That is one of a number of concerns raised by parents about the new plans. The state is understandably trying to deal with the rising costs of fixing or replacing outdated buildings in the face of shrinking budgets. At the same time, however, it has pursued its agenda of reducing the population at the training center, along with services.
Martha Bryant, vice chairwoman of the CVTC parents’ group, has tried to keep up with the state’s plans and continues to find them disturbing. “In five years, they plan to close 30 buildings and decrease the census below 300 residents,”she said.
“There are many unanswered questions about what is going to happen,” she added.
Many of those questions have persisted throughout the planning process, a process in which the state has always held the upper hand. The name of the agency now governing the training center has changed to the Department of Behavioral Health and Developmental Services.
Where will the 140 or so residents now at the center be placed as the state reduces the population to 300? Conventional wisdom would put them in small group homes. Critics of such a move argue convincingly that group homes are not appropriate for the most severely handicapped at the training center.
“Hundreds of families choose CVTC” to be their relatives’ homes “and they are trying to force us out,” Bryant said.
Another nagging question is the one of emergency medical care. Residents are now treated in an acute-care center, which is a hospital-like facility at the training center. The Behavioral Health Department has already begun an experimental transition to fewer acute care beds at the training center.

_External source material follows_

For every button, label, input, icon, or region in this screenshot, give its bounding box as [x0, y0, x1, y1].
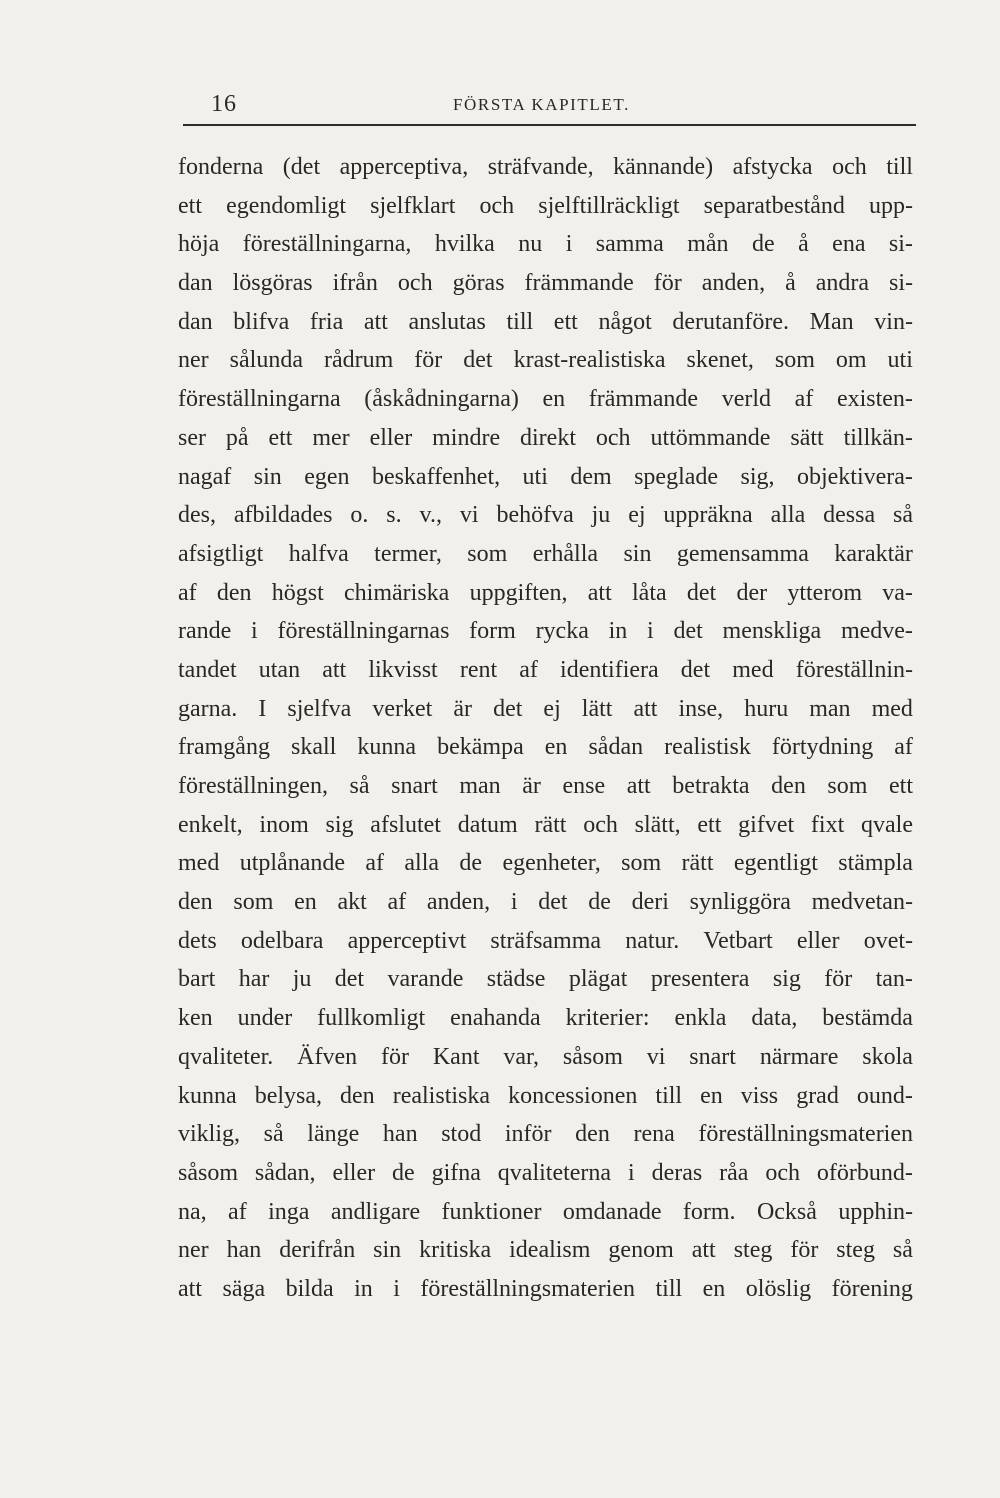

Bryant worries whether the Lynchburg hospital’s er could accommodate residents from the training center in times of critical need, such as the winter flu season.
The most nagging question about its future is why the state prolonged the process for so long. Why did it solicit comments from stakeholders over the past four years if the plan all along was to upgrade a few buildings and downsize the overall institution? Why didn’t the state just level with those whose relatives are being cared for at the training center rather than lead them on through the maze of bureaucracy and double talk and shrinking capital expenditures?
Maybe officials in the state agency with new name will be able to answer those questions eventually.